Vietnamese Sour Fish Soup (Canh Chua Ca) Recipe
Servings Prep Time
3people 20minutes
Cook Time
30minutes
Servings Prep Time
3people 20minutes
Cook Time
30minutes
Ingredients
Instructions
  1. Clean the Fish: Select 500g of fresh fish such as snakehead (ca loc), basa, or catfish. Remove scales, fins, and internal organs. Rinse the fish thoroughly under cold water. Use salt or lime juice to rub the fish, then rinse again to remove any lingering fishy smell. Cut the fish into medium-sized pieces and set aside. Prepare the Tamarind Paste: Dissolve 2-3 tablespoons of tamarind paste in 1/2 cup of warm water. Stir well and strain to remove seeds and fibers, keeping only the liquid. Slice the Vegetables: Cut 100g of pineapple into thin, bite-sized slices. Quarter 2 medium-sized tomatoes. Trim and slice 5-6 pods of okra into 1-2 inch pieces. Peel and cut 1 stalk of taro stem (bac ha) into 4-5 inch pieces. Rinse 100g of bean sprouts thoroughly and set aside. Prepare the Aromatics: Mince 2 tablespoons of shallots and garlic. Finely chop fresh herbs like culantro (ngo gai) and rice paddy herb (rau om) for garnish.
  2. Heat the Water: In a large pot, bring 1.5 liters of water to a gentle boil. Add Tamarind Paste: Pour the strained tamarind liquid into the pot. Stir well to evenly distribute the sour flavor. Infuse the Broth with Vegetables: Add the pineapple slices and quartered tomatoes to the pot. Simmer for 5-7 minutes on medium heat, allowing the fruits to soften and release their natural sweetness and tartness.
  3. Add the Fish: Gently lower the prepared fish chunks into the simmering broth. Reduce the heat to medium-low to prevent the fish from breaking apart. Simmer Until Cooked: Cook the fish for 10-12 minutes, or until it is tender and fully cooked through. Avoid Over-Stirring: To maintain the integrity of the fish pieces, avoid stirring too much during this step.

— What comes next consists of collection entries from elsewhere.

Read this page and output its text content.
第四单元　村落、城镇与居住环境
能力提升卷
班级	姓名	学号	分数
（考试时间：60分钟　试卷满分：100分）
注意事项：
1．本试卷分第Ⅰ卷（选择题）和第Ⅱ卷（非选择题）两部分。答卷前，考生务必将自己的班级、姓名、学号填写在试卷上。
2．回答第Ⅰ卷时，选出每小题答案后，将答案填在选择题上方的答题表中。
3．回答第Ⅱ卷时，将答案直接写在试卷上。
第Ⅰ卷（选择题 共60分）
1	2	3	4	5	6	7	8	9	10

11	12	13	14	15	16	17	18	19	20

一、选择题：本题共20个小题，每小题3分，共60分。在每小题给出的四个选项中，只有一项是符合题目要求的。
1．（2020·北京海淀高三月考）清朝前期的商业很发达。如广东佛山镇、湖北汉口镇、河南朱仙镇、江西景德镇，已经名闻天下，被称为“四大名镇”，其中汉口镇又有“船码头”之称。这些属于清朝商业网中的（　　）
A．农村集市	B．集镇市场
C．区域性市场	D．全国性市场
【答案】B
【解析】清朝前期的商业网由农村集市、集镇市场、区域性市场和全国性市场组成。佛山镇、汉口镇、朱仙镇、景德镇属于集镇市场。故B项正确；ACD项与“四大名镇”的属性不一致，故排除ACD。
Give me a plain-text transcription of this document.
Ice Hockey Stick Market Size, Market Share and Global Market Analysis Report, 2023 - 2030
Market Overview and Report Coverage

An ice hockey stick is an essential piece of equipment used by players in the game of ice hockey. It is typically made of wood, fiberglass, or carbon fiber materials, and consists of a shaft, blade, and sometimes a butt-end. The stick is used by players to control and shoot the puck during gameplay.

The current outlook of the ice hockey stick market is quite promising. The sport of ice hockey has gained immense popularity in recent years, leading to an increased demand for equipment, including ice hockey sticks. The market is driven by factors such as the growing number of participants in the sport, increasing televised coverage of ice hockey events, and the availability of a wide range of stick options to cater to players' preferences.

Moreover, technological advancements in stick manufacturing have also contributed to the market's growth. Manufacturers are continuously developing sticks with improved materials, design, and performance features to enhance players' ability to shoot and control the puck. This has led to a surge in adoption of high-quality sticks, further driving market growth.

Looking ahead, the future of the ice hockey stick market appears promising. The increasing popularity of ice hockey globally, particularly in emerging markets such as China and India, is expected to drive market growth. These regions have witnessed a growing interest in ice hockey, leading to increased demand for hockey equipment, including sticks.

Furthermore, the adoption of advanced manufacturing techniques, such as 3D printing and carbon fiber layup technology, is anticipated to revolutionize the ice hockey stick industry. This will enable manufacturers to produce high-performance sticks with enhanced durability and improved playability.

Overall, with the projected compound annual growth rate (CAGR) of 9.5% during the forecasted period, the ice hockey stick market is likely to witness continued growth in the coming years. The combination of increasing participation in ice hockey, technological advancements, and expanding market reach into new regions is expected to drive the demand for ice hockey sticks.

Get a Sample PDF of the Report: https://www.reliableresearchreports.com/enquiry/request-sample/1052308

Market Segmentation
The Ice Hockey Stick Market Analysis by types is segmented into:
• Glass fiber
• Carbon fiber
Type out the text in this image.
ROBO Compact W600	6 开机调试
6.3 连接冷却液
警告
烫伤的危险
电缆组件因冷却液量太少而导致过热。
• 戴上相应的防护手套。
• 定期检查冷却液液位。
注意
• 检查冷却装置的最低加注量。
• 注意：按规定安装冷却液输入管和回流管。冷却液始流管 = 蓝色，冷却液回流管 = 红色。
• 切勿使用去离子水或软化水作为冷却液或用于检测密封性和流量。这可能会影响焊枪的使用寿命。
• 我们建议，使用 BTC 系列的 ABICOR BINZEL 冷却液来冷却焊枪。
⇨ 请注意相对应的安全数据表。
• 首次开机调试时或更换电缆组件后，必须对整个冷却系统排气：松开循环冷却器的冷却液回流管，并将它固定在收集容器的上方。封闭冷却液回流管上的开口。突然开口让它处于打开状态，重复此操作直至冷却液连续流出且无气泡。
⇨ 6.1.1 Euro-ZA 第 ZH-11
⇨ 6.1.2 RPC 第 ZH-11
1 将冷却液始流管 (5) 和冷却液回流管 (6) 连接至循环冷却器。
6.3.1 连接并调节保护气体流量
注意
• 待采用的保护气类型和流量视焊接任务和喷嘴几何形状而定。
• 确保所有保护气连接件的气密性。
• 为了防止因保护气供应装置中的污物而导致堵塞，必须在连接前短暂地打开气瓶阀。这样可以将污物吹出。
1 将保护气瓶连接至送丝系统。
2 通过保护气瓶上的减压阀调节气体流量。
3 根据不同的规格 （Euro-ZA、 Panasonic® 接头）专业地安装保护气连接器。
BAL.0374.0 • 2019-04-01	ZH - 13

  4. Cook the Okra and Taro Stem: Add the sliced okra and taro stem to the pot. Cook for 3-4 minutes until they are tender but still have a slight crunch. Add the Bean Sprouts: Gently mix in the bean sprouts and let them cook for 1-2 minutes.
  5. Add Seasonings: Stir in 2 tablespoons of fish sauce, 1 teaspoon of sugar, and a pinch of salt and pepper. Taste the soup and adjust the seasoning as needed to balance the tangy, sweet, and savory flavors. Enhance the Flavor: For extra richness, drizzle a teaspoon of garlic oil or fried shallots over the soup.
  6. Garnish: Turn off the heat and sprinkle the soup with freshly chopped culantro (ngo gai) and rice paddy herb (rau om). For a spicy kick, add thinly sliced red chili peppers. Serve: Ladle the soup into individual bowls. Serve hot with steamed rice or enjoy it on its own as a light, refreshing dish.